I didn’t always do this. For a while, I just kept the range feeders topped off and didn’t feed anything by hand. But the whole exercise of poultrykeeping became mechanical — just another chore. And the free-range egg biz doesn’t pay anywhere near well enough unless you enjoy it. Things got better when I started using scratch feed again.
I use whole grains, usually about a gallon or so. You want to feed enough that every chicken can get some, even the timid and the latecomers, but you want it all to be gone within a few minutes. If there’s still grain leftover from last time when it’s time to give them some more, they don’t much care about the new feeding. Sorta defeats the purpose.
I broadcast the grain into the grass, as if I were sowing the seed rather than feeding it. I like to cover the area thinly, covering an area roughly a hundred yards long and a few feet wide. I try to do this in the greenest, cleanest grassy area available. If the grass is reasonably short, the chickens will find every single grain. Ground grains or finely cracked grains will be wasted, though. They shouldn’t be fed on the ground. The chickens scratch up the ground looking for the grain, so the area looks a little shopworn after a few feedings, so using new patches of grass each time is a good idea.
You get extra credit for using a kind of grain that’s different from what they have all day long. Usually we have whole corn in some of the feeders, so something else — whole wheat or whole oats — works best as a scratch grain. Chickens like variety.
If the chickens seem unusually happy to see you, your feeders are probably going empty. If they act as if you don’t exist, either you overfed them last time or something has happened to put them off their feed — being chased by a dog, for instance.
Most chickens will rush out for a treat (including the ones loitering in the nest boxes and who otherwise make it hard to collect the eggs). The ones that don’t are likely broody or sick. Separating the sheep from the lambs in this way makes it easier to spot the ones that need attention.
Hello Robert. I’ve tried feeding whole corn before and my chickens just don’t seem to like it. They will eventually eat it, but they seem to have a hard time getting the whole kernels down. An old farmer that lives near says he’s had chickens choke (and die) on whole kernels, so I went back to cracked corn.

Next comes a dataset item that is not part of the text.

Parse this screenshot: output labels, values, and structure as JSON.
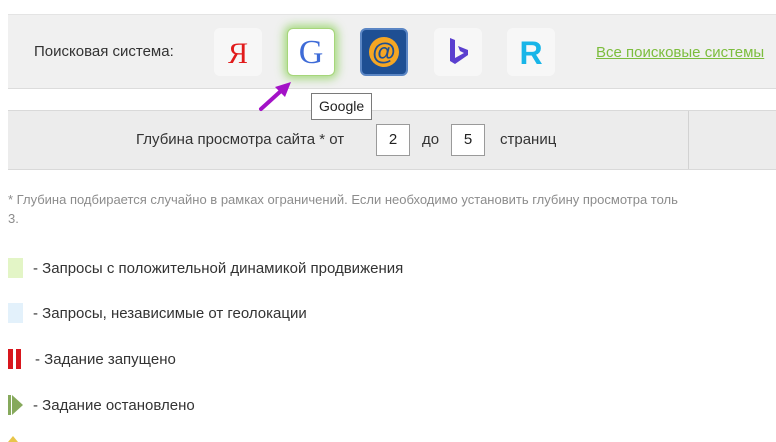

There does seem to be some waste – I’m wondering if I should go back to whole corn?
My chickens don’t seem to have any trouble with whole corn. It’s a traditional chicken feed. But maybe there’s giant-kernel corn out there that’s too big for chickens.
I prefer whole grains because they last forever, while cracked grains (especially cracked corn) get moldy pretty quickly. Adult chickens will be delighted to receive supplements of wheat, oats, or barley. It’s just that corn is usually cheaper.
Unless I could get ground that had been cracked very coarsely, I wouldn’t feed it in the grass. Too wasteful, and wasted feed attracts rodents and giant flocks of tiny birds that I’d just as soon kept away. If other whole grains are expensive, feed them in smaller quantities, and feed cracked corn in a feeder.
We feed a scratch mix of cracked corn, whole wheat, grain sorghum, and proso millet. They come running when I start to spread it in the coop. It is a good way to bring in the stragglers at night and they calm down and are easy to count that way too. The grain sorghum, also called milo adds a lot of orange color to the yokes, but they have found that it makes red specks in the meat, so you have to discontinue feeding it a couple weeks before slaughter.